A shortened version of the piece was used for the boss character Chernabog in the action role-playing game series Kingdom Hearts at the end of the world. The song was later used again in Kingdom Hearts 3D: Dream Drop Distance . The music is a slightly modified version from the movie Fantasia .
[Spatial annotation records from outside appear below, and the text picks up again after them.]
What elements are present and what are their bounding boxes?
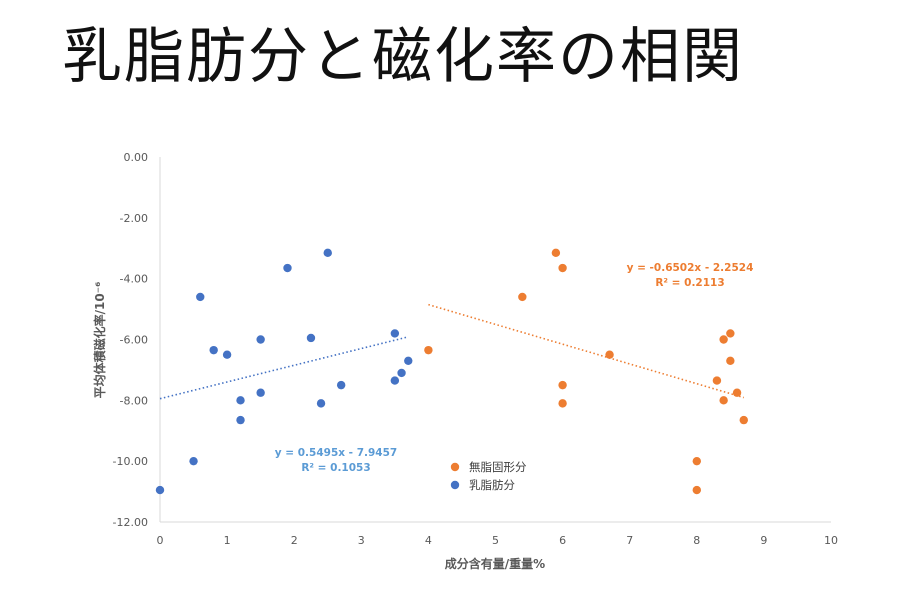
data-point [692, 485, 701, 495]
slide-title: 乳脂肪分と磁化率の相関 [62, 22, 744, 92]
data-point [739, 415, 748, 425]
data-point [719, 335, 728, 344]
x-axis-title: 成分含有量/重量% [445, 556, 545, 571]
trendline-r-squared: R² = 0.1053 [301, 462, 370, 474]
y-tick-label: -10.00 [113, 455, 148, 468]
data-point [424, 345, 433, 355]
y-tick-label: -8.00 [120, 394, 148, 407]
x-tick-label: 2 [291, 534, 298, 547]
trendline-equations: y = -0.6502x - 2.2524 R² = 0.2113 y = 0.54… [275, 262, 754, 474]
data-point [719, 396, 728, 405]
data-point [155, 485, 165, 495]
data-point [558, 380, 567, 390]
data-point [732, 388, 742, 397]
trendline-equation: y = 0.5495x - 7.9457 [275, 447, 397, 459]
data-point [558, 399, 567, 408]
x-tick-label: 3 [358, 534, 365, 547]
y-tick-label: -4.00 [120, 273, 148, 286]
x-tick-label: 0 [157, 534, 164, 547]
data-point [336, 380, 346, 390]
legend-label: 乳脂肪分 [469, 478, 515, 492]
x-tick-label: 10 [824, 534, 838, 547]
trendline [428, 303, 744, 399]
data-point [397, 368, 406, 378]
data-point [306, 333, 316, 343]
x-tick-label: 5 [492, 534, 499, 547]
data-point [256, 335, 265, 344]
legend-label: 無脂固形分 [469, 460, 527, 474]
data-point [256, 388, 265, 397]
x-tick-label: 8 [693, 534, 700, 547]
legend-marker [450, 462, 460, 472]
x-tick-label: 9 [760, 534, 767, 547]
x-tick-label: 1 [224, 534, 231, 547]
data-point [726, 329, 735, 338]
y-axis-title: 平均体積磁化率/10⁻⁶ [92, 282, 107, 399]
data-point [692, 456, 701, 466]
data-point [551, 248, 561, 258]
data-point [236, 415, 245, 425]
data-point [558, 263, 567, 273]
y-tick-label: -6.00 [120, 334, 148, 347]
trendline [159, 336, 409, 400]
data-point [283, 263, 292, 273]
data-point [209, 345, 218, 355]
data-point [390, 376, 400, 385]
data-point [189, 456, 198, 466]
data-point [222, 350, 232, 359]
data-point [196, 292, 205, 302]
chart-axes: 0 1 2 3 4 5 6 7 8 9 10 0.00 -2.00 -4.00 -6.00 -8.00 -10.… [113, 151, 838, 547]
y-tick-label: -2.00 [120, 212, 148, 225]
trendlines [159, 303, 744, 400]
x-tick-label: 7 [626, 534, 633, 547]
data-point [236, 396, 245, 405]
data-point [316, 399, 326, 408]
x-tick-label: 4 [425, 534, 432, 547]
data-point [726, 356, 735, 365]
y-tick-label: 0.00 [124, 151, 149, 164]
data-points [155, 248, 748, 495]
data-point [323, 248, 332, 258]
y-tick-label: -12.00 [113, 516, 148, 529]
data-point [518, 292, 527, 302]
trendline-equation: y = -0.6502x - 2.2524 [627, 262, 754, 274]
data-point [605, 350, 614, 359]
legend-marker [450, 480, 460, 490]
data-point [712, 376, 722, 385]
data-point [390, 329, 400, 338]
x-tick-label: 6 [559, 534, 566, 547]
trendline-r-squared: R² = 0.2113 [655, 277, 724, 289]
data-point [404, 356, 413, 365]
The beginning of the piece is played in the prison massacre in the film Natural Born Killers .

literature

  • Gottfried Eberle: Midsummer Night on the Bald Mountain (original version). In: Wulf Konold (Ed.): Lexicon Orchestermusik Romantik. Volume 2: I-R. Schott / Piper, Mainz / Munich 1989, ISBN 3-7957-8227-9 , pp. 528-532.
  • Edward Garden: Three Nights on Bare Mountain. In: The Musical Times , Vol. 129, No. 1745 (Jul., 1988), pp. 333-335, JSTOR 964741 .
  • Rudolf Kloiber: Handbook of Symphonic Poetry. Breitkopf & Härtel, Wiesbaden 1967, pp. 87-89.
  • Michael Stegemann: Original and falsification. Modest Mussorgsky's "Night on Bald Mountain". In: Melos. New music magazine. 4 (1978) H. 1, ISSN  0343-0138 , pp. 11-15.

Web links

Commons : A Night on Bald Mountain  - Collection of Pictures, Videos and Audio Files

Individual evidence

  1. Gerald Abraham in the foreword to the Eulenberg pocket score No. 841, p. II.
  2. ↑ In 1892 Rimsky-Korsakov took up the theme again and composed the ballet opera Mlada alone. He later published the scene “The Night on Mount Triglaw” as a stand-alone symphonic poem, but this work is a completely original composition by Rimsky-Korsakov and independent of Mussorgsky's earlier version.